Hundreds of the faithful came through the day to venerate the head and tomb, and to kiss the relic. Such lived devotion to the Saints, so rare in majority Protestant countries, one can find alive and well in the historically Catholic areas of the world. These are the deep roots of the much maligned “cultural Catholics,” whose appreciation of the faith is often far deeper than many realize (even if greatly restricted in scope). Indeed this residual devotion is certainly a foothold in the re-evangelization of the unchurched in these areas.

In the second Mass, we were privileged to see an assembly of various representatives of the Misericordia confraternities. Many ambulance services in Italy are run privately, by volunteers of the Misericordia. These were originally founded by Peter of Verona, and have been in existence for nearly 800 years, helping the sick and wounded. Another aspect of robustly Catholic culture, these fraternities were and, to a certain extent still are, religious in nature; it was Peter’s genius to see it as effective ways for the laity not only to have improved religious observance and to do good works, but to sanctify the world, and to firm up the ranks against heresy. Representatives of the Confraternities had the honor of processing in with the relic of the skull and enthroning it for Mass.

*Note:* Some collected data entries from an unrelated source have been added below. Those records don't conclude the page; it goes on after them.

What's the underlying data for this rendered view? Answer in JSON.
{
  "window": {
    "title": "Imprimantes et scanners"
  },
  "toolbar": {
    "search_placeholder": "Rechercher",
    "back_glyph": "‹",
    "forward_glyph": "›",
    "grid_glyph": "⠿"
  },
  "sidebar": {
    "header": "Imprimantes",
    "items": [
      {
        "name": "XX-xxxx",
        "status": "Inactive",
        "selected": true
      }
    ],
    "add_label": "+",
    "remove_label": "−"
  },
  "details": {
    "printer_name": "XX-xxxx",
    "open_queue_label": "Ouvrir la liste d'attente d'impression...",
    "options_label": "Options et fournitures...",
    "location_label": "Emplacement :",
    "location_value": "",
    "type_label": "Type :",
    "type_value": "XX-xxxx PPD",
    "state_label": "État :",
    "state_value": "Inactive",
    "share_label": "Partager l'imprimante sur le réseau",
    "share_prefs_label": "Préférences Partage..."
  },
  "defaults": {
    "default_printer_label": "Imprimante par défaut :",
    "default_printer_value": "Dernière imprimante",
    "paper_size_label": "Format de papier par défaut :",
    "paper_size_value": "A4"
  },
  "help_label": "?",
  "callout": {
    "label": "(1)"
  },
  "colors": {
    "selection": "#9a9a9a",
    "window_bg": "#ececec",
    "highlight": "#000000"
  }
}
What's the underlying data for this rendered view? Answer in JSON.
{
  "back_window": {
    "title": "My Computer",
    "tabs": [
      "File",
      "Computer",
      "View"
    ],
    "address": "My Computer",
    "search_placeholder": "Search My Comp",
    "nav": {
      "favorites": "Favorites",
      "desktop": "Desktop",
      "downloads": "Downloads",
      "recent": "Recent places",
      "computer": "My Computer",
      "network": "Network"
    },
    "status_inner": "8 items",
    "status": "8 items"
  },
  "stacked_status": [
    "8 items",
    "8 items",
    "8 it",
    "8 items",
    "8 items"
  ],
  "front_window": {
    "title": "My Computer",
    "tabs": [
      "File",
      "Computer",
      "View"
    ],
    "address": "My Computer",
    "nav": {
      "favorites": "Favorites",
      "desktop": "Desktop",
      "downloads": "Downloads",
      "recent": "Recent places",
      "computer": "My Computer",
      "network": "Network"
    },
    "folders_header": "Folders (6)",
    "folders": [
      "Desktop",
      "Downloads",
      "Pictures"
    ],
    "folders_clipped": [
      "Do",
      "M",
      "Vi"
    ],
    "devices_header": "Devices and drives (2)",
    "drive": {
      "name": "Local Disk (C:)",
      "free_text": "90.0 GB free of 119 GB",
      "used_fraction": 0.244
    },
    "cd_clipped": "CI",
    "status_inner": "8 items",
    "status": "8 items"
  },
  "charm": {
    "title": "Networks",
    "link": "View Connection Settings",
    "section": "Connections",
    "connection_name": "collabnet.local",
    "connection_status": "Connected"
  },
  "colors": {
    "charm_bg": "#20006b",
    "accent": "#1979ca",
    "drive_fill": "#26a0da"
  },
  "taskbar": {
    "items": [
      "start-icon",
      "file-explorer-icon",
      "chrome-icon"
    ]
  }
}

After the Gospel, the priest blessed the short black penitential robes, the symbols of lay piety, bound by a rosary, and including a black mask, originally to preserve the anonymity of the members, who also and promise to take no pay save for a glass of water. Peter knew that doctrine and works go together, and that Mercy has been at the heart of the Church’s mission from the very beginning. The postulants, dressed in their colorful emergency attire, then made their promises to observe the constitutions, and then were helped to vest by their sponsors.

Mass concluded with a solemn blessing in the name of St. Peter, and then the faithful came up for a chance to venerate the skull relic, guided by the new members of the confraternity.

The living veneration of the saints is one of the oldest manifestations of orthodox Christianity in the world, dating from the first years of the Church. It is something we hold in common with our Eastern brothers, a genuinely traditional ecumenical principle. The Saints are like divine strikes of lightning, creations of grace scattered throughout every region and time of the Church, models of the holiness and of the possibilities of graced human nature. The revival and cultivation of their cults, pilgrimages, veneration, and prayers for their intercession, must be a vital part of any genuine renewal.